Further along, passing under the imposing Dean Bridge is both terrifying and amazing. The 19th century construction with its four arches spans high above the river at more than 30 metres, casting shade across the path down below. It’s chilly here, so be wise and wear layers.

Just past the bridge, the views across Dean Village are astonishing. In fact, this is one of my favourite parts of Edinburgh. I don’t know many cities that offer an escape to the countryside in the heart of the city, so peaceful and quaint is the atmosphere here.

Dean Village

From there on, it’s just a brief walk passing by a waterfall to the Scottish National Gallery of Modern Art where exhibitions change regularly and there is a cafe on site for refreshments.

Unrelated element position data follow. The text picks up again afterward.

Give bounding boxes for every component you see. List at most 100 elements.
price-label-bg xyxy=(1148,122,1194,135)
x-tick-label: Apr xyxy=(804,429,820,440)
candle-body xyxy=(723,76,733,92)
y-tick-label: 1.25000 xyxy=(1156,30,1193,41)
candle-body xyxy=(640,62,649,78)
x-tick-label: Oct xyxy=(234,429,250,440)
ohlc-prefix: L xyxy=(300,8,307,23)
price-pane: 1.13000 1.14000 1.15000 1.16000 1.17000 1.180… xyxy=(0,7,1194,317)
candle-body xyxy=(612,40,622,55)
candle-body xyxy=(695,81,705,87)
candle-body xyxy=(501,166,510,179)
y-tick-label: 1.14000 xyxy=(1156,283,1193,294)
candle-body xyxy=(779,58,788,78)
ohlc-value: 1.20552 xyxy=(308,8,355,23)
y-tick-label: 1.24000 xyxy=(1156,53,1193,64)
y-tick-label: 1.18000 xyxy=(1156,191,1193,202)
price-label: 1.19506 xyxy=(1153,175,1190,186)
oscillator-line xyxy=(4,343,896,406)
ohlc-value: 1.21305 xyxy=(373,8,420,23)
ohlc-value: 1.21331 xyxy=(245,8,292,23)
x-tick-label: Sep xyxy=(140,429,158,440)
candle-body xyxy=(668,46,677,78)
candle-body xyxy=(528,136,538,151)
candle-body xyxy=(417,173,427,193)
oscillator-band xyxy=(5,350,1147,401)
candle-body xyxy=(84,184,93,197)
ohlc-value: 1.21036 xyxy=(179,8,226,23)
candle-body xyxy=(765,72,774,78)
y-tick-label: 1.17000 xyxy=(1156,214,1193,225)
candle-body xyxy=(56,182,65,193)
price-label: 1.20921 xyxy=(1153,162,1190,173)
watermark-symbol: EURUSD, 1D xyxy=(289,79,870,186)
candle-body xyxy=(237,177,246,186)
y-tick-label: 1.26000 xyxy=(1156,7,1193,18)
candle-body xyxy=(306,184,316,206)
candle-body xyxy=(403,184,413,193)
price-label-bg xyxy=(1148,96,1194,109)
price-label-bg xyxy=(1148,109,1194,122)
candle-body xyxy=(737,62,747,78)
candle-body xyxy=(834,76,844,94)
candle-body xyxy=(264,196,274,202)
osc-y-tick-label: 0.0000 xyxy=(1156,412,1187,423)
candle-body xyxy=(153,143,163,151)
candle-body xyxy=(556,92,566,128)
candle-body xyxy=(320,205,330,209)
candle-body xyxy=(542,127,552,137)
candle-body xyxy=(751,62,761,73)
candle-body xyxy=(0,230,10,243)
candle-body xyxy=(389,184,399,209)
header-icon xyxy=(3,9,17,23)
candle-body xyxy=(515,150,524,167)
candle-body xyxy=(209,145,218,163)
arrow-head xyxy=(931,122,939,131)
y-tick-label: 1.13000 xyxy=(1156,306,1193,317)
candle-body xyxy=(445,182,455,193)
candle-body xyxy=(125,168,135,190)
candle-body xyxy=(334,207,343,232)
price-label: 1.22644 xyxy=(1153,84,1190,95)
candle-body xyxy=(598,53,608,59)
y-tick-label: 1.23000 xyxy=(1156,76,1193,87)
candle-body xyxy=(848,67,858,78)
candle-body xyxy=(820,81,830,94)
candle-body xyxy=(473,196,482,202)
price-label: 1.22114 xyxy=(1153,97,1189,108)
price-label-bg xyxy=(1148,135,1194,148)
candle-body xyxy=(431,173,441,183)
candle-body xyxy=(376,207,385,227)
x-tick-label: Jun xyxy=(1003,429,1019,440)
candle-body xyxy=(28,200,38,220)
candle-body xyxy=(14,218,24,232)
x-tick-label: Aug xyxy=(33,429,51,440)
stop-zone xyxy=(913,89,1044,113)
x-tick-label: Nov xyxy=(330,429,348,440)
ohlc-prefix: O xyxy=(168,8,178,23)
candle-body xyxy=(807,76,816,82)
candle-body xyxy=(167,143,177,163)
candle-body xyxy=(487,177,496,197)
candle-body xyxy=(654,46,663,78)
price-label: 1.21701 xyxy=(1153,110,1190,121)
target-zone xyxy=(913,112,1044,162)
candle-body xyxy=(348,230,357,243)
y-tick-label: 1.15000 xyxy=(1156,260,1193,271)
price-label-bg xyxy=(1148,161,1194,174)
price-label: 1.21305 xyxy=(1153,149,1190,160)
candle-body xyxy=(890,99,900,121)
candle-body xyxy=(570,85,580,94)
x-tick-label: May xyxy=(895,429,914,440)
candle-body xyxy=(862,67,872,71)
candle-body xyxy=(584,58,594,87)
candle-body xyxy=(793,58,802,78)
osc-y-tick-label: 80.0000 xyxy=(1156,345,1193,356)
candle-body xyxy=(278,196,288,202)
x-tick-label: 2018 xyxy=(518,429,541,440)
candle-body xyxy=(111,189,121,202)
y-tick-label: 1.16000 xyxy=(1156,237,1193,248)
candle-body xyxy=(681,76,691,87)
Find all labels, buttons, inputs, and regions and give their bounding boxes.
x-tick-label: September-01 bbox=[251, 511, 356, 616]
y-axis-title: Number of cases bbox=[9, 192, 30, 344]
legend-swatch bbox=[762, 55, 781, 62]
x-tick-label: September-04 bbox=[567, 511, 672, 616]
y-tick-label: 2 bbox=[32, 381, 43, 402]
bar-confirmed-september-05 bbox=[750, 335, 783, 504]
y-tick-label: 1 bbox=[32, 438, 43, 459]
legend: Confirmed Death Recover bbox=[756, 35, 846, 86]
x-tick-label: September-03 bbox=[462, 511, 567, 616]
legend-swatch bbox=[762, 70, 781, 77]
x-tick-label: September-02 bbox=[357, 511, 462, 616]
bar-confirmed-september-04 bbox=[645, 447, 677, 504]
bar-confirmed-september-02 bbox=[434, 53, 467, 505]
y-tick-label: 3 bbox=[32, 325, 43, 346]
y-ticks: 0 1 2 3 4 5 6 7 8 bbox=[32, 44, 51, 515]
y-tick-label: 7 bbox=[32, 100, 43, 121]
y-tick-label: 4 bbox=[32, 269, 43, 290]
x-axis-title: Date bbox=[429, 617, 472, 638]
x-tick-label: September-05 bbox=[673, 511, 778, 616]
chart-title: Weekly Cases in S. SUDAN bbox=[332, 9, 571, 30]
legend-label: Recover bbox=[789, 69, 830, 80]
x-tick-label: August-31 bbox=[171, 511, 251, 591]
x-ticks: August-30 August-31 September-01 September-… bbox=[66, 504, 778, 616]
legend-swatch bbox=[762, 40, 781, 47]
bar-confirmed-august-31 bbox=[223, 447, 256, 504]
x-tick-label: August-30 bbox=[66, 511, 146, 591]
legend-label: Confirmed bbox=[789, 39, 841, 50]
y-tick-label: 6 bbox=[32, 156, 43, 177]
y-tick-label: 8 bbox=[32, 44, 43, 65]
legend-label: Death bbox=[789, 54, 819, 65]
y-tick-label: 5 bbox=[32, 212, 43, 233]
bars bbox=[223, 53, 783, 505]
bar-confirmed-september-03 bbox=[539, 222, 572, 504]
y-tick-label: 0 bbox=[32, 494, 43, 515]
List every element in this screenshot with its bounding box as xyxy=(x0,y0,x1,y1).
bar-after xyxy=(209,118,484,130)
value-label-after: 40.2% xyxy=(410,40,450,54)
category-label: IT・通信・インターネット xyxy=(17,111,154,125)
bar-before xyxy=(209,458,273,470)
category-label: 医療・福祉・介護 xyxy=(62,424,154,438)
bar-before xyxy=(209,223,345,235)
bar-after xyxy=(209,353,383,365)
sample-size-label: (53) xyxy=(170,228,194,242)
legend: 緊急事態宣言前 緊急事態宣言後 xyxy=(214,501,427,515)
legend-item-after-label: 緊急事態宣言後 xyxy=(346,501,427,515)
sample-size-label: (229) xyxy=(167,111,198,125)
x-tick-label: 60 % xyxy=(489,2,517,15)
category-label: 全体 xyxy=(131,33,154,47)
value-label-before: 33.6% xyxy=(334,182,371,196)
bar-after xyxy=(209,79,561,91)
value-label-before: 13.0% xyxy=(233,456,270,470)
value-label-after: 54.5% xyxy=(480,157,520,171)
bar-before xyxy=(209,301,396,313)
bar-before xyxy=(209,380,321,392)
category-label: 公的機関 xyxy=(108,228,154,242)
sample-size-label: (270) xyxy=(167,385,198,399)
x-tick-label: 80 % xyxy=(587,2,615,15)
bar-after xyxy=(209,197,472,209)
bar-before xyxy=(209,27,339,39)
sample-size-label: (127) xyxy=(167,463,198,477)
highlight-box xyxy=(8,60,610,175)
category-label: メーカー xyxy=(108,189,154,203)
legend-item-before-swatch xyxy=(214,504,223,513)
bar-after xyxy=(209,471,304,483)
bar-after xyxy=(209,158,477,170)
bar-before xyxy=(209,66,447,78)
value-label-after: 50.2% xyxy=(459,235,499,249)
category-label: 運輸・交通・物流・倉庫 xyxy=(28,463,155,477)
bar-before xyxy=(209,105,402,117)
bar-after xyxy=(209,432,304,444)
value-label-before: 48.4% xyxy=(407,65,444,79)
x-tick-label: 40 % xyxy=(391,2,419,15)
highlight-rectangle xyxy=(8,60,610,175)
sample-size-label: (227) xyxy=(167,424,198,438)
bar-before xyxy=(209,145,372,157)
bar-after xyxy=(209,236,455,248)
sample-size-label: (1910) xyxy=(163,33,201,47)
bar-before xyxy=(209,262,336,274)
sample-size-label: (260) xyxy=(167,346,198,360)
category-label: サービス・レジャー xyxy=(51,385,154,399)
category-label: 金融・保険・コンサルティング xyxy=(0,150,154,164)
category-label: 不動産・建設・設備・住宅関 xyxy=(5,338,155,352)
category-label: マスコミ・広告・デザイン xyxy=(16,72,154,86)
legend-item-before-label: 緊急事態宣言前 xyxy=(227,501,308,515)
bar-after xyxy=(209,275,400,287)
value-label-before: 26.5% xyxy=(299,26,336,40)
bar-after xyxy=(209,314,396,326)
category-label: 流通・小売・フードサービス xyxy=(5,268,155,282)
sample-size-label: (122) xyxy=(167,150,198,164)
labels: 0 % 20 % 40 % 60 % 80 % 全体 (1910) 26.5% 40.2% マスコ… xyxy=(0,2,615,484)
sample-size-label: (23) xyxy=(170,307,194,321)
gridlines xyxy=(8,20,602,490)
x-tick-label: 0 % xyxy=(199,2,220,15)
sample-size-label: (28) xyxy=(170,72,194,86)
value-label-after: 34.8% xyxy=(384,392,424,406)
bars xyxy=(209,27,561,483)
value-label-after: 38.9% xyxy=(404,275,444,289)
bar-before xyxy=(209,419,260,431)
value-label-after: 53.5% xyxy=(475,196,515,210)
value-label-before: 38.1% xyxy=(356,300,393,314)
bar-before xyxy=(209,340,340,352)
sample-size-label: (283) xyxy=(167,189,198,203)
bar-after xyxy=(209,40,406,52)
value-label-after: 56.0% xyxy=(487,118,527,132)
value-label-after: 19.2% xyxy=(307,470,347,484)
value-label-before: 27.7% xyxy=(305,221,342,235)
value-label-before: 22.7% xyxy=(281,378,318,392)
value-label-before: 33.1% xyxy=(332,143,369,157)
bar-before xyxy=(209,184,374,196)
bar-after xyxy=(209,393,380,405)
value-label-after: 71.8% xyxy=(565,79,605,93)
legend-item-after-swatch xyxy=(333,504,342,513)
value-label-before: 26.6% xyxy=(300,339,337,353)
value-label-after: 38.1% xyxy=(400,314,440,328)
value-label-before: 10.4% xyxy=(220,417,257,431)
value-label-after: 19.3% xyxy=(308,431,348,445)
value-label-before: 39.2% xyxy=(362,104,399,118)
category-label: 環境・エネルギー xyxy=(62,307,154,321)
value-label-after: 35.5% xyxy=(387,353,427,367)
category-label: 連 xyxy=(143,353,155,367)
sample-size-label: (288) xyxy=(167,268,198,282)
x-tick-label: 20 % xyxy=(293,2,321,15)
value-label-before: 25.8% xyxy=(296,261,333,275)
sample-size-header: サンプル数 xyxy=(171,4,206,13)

water of leith walkway styleThe path tends to be damp and muddy in certain parts, making it the ultimate Edinburgh destination to show off your designer wellies, woolens and raincoat. Indeed, expect to see plenty of fashion-conscious families and couples come out to play at weekends. Think Barbour, Hunter and other famous British country brands.

Trusty old benches line the path for those keen on picnicking, resting tired feet or even a wee snooze. They also make for the perfect setting for a cosy canoodle!

If you visit on a Sunday, make sure to stop by one of Scotland’s farmers’ markets in Stockbridge, open from 10am to 5pm on the corner of Saunders and Kerr Streets adjoining the river. Grab yourself a warm drink to enjoy en route.

Currently undergoing renovation along some parts, route diversions are in place in the Canonmills area, near the Gallery of Modern Art and elsewhere along the way. Look out for signs showing you the way.